If we define $\nu(n)$ as the binary digit sum of the natural number $n$. I want to quickly calculate a strange floor and ceiling of a rational $x$:
$\lceil x\rceil_b=\min(\{m\in N|m\ge x,\nu(m)\le b\})$
$\lfloor x\rfloor_b=\max(\{m\in N|m\le x,\nu(m)\le b\})$
I am spending the vast majority of my computer time calculating these bounds in a search for a counterexample to the second part of Knuth's question 43 in Vol 2 4.6.3 TAOCP. This is exact equality in the Scholz-Brauer conjecture from addition chains.
I calculate two bounds on an integer $x$ with positive integers $t,l$: $\lfloor {n-t\over a}\rfloor_b \ge x \ge \lceil {n-t.l\over a}\rceil_b$
It strikes me that doing these divisions on the current 128 bit candidate $n=2^{127}-1$ then adjusting the result up and down based on the binary digit sum is a waste. I should either code up my own division and bail out early based on the leading MSB of the quotient or code using floating point and try to do the same.

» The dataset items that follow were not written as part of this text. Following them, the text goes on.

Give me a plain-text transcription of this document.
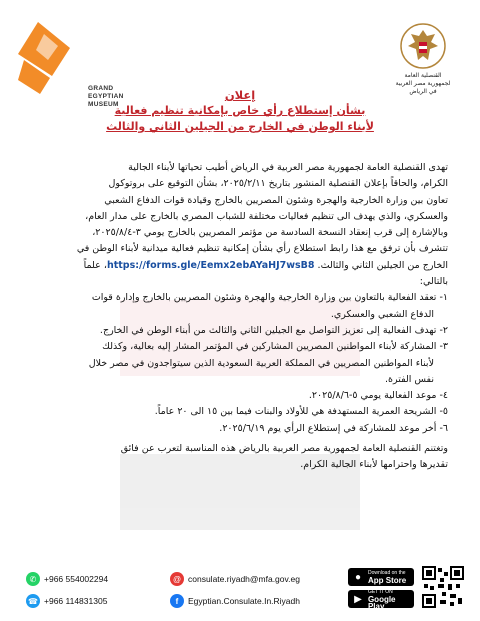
GRAND
EGYPTIAN
MUSEUM
القنصلية العامة
لجمهورية مصر العربية
في الرياض
إعلان
بشأن إستطلاع رأي خاص بإمكانية تنظيم فعالية
لأبناء الوطن في الخارج من الجيلين الثاني والثالث

تهدى القنصلية العامة لجمهورية مصر العربية في الرياض أطيب تحياتها لأبناء الجالية

الكرام، والحاقاً بإعلان القنصلية المنشور بتاريخ ٢٠٢٥/٢/١١، بشأن التوقيع على بروتوكول

تعاون بين وزارة الخارجية والهجرة وشئون المصريين بالخارج وقيادة قوات الدفاع الشعبي

والعسكري، والذي يهدف الى تنظيم فعاليات مختلفة للشباب المصري بالخارج على مدار العام،

وبالإشارة إلى قرب إنعقاد النسخة السادسة من مؤتمر المصريين بالخارج يومي ٣-٢٠٢٥/٨/٤،

تتشرف بأن ترفق مع هذا رابط استطلاع رأي بشأن إمكانية تنظيم فعالية ميدانية لأبناء الوطن في

الخارج من الجيلين الثاني والثالث. https://forms.gle/Eemx2ebAYaHJ7wsB8، علماً

بالتالي:

١- تعقد الفعالية بالتعاون بين وزارة الخارجية والهجرة وشئون المصريين بالخارج وإدارة قوات
الدفاع الشعبي والعسكري.
٢- تهدف الفعالية إلى تعزيز التواصل مع الجيلين الثاني والثالث من أبناء الوطن في الخارج.
٣- المشاركة لأبناء المواطنين المصريين المشاركين في المؤتمر المشار إليه بعالية، وكذلك
لأبناء المواطنين المصريين في المملكة العربية السعودية الذين سيتواجدون في مصر خلال
نفس الفترة.
٤- موعد الفعالية يومي ٥-٢٠٢٥/٨/٦.
٥- الشريحة العمرية المستهدفة هي للأولاد والبنات فيما بين ١٥ الى ٢٠ عاماً.
٦- أخر موعد للمشاركة في إستطلاع الرأي يوم ٢٠٢٥/٦/١٩.

وتغتنم القنصلية العامة لجمهورية مصر العربية بالرياض هذه المناسبة لتعرب عن فائق

تقديرها واحترامها لأبناء الجالية الكرام.

✆ +966 554002294
☎ +966 114831305
@ consulate.riyadh@mfa.gov.eg
f	Egyptian.Consulate.In.Riyadh
●	Download on the
App Store
▶
GET IT ON
Google Play
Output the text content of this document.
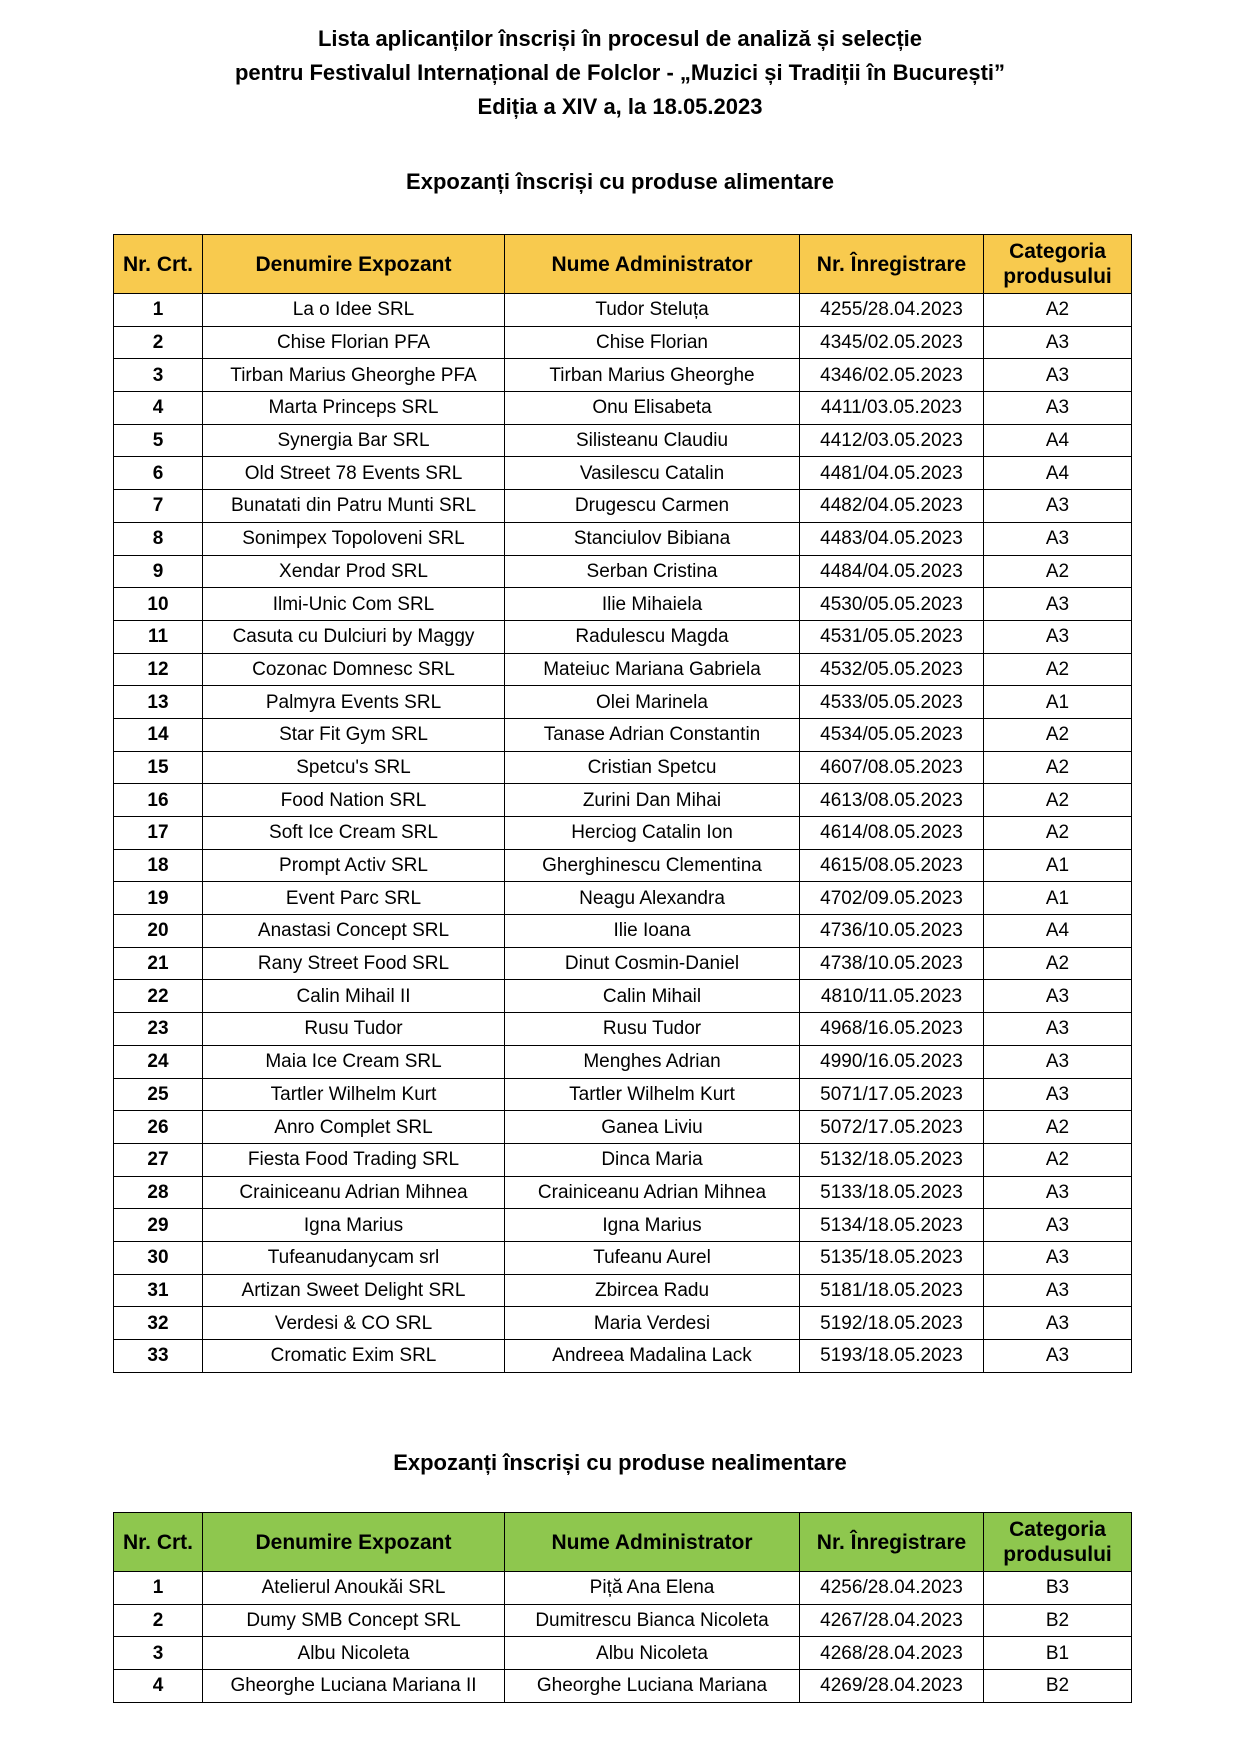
Lista aplicanților înscriși în procesul de analiză și selecție
pentru Festivalul Internațional de Folclor - „Muzici și Tradiții în București”
Ediția a XIV a, la 18.05.2023
Expozanți înscriși cu produse alimentare
Nr. Crt.	Denumire Expozant	Nume Administrator	Nr. Înregistrare	Categoria
produsului
1	La o Idee SRL	Tudor Steluța	4255/28.04.2023	A2
2	Chise Florian PFA	Chise Florian	4345/02.05.2023	A3
3	Tirban Marius Gheorghe PFA	Tirban Marius Gheorghe	4346/02.05.2023	A3
4	Marta Princeps SRL	Onu Elisabeta	4411/03.05.2023	A3
5	Synergia Bar SRL	Silisteanu Claudiu	4412/03.05.2023	A4
6	Old Street 78 Events SRL	Vasilescu Catalin	4481/04.05.2023	A4
7	Bunatati din Patru Munti SRL	Drugescu Carmen	4482/04.05.2023	A3
8	Sonimpex Topoloveni SRL	Stanciulov Bibiana	4483/04.05.2023	A3
9	Xendar Prod SRL	Serban Cristina	4484/04.05.2023	A2
10	Ilmi-Unic Com SRL	Ilie Mihaiela	4530/05.05.2023	A3
11	Casuta cu Dulciuri by Maggy	Radulescu Magda	4531/05.05.2023	A3
12	Cozonac Domnesc SRL	Mateiuc Mariana Gabriela	4532/05.05.2023	A2
13	Palmyra Events SRL	Olei Marinela	4533/05.05.2023	A1
14	Star Fit Gym SRL	Tanase Adrian Constantin	4534/05.05.2023	A2
15	Spetcu's SRL	Cristian Spetcu	4607/08.05.2023	A2
16	Food Nation SRL	Zurini Dan Mihai	4613/08.05.2023	A2
17	Soft Ice Cream SRL	Herciog Catalin Ion	4614/08.05.2023	A2
18	Prompt Activ SRL	Gherghinescu Clementina	4615/08.05.2023	A1
19	Event Parc SRL	Neagu Alexandra	4702/09.05.2023	A1
20	Anastasi Concept SRL	Ilie Ioana	4736/10.05.2023	A4
21	Rany Street Food SRL	Dinut Cosmin-Daniel	4738/10.05.2023	A2
22	Calin Mihail II	Calin Mihail	4810/11.05.2023	A3
23	Rusu Tudor	Rusu Tudor	4968/16.05.2023	A3
24	Maia Ice Cream SRL	Menghes Adrian	4990/16.05.2023	A3
25	Tartler Wilhelm Kurt	Tartler Wilhelm Kurt	5071/17.05.2023	A3
26	Anro Complet SRL	Ganea Liviu	5072/17.05.2023	A2
27	Fiesta Food Trading SRL	Dinca Maria	5132/18.05.2023	A2
28	Crainiceanu Adrian Mihnea	Crainiceanu Adrian Mihnea	5133/18.05.2023	A3
29	Igna Marius	Igna Marius	5134/18.05.2023	A3
30	Tufeanudanycam srl	Tufeanu Aurel	5135/18.05.2023	A3
31	Artizan Sweet Delight SRL	Zbircea Radu	5181/18.05.2023	A3
32	Verdesi & CO SRL	Maria Verdesi	5192/18.05.2023	A3
33	Cromatic Exim SRL	Andreea Madalina Lack	5193/18.05.2023	A3
Expozanți înscriși cu produse nealimentare
Nr. Crt.	Denumire Expozant	Nume Administrator	Nr. Înregistrare	Categoria
produsului
1	Atelierul Anoukăi SRL	Piță Ana Elena	4256/28.04.2023	B3
2	Dumy SMB Concept SRL	Dumitrescu Bianca Nicoleta	4267/28.04.2023	B2
3	Albu Nicoleta	Albu Nicoleta	4268/28.04.2023	B1
4	Gheorghe Luciana Mariana II	Gheorghe Luciana Mariana	4269/28.04.2023	B2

I am assuming that in most cases I can get away with a single precision (64 bit divide) to calculate the upper bits of the quotient since it will have a digit sum greater than $1\le b\le8$. Might be unlikely the upper bit's sum doesn't exceed $b$ since $b < 64$. I am interested if people have done this kind of optimization before? Thoughts on this problem?
Here is an example from the running program:
$n = 170141183460469231731687303715884105727$, $a = 12215343170424930634021$, $t = 1498815112880766320924$,$l = 13510798882111488$, $b=2$
$\lfloor {n - t \over a} \rfloor_2 \le 13928481671510059$
$\lceil {n - t*l \over a} \rceil_2 \ge 12270714937569271$
Both of the bounds converge to $13510798882111488$ once we look at the binary digit sum.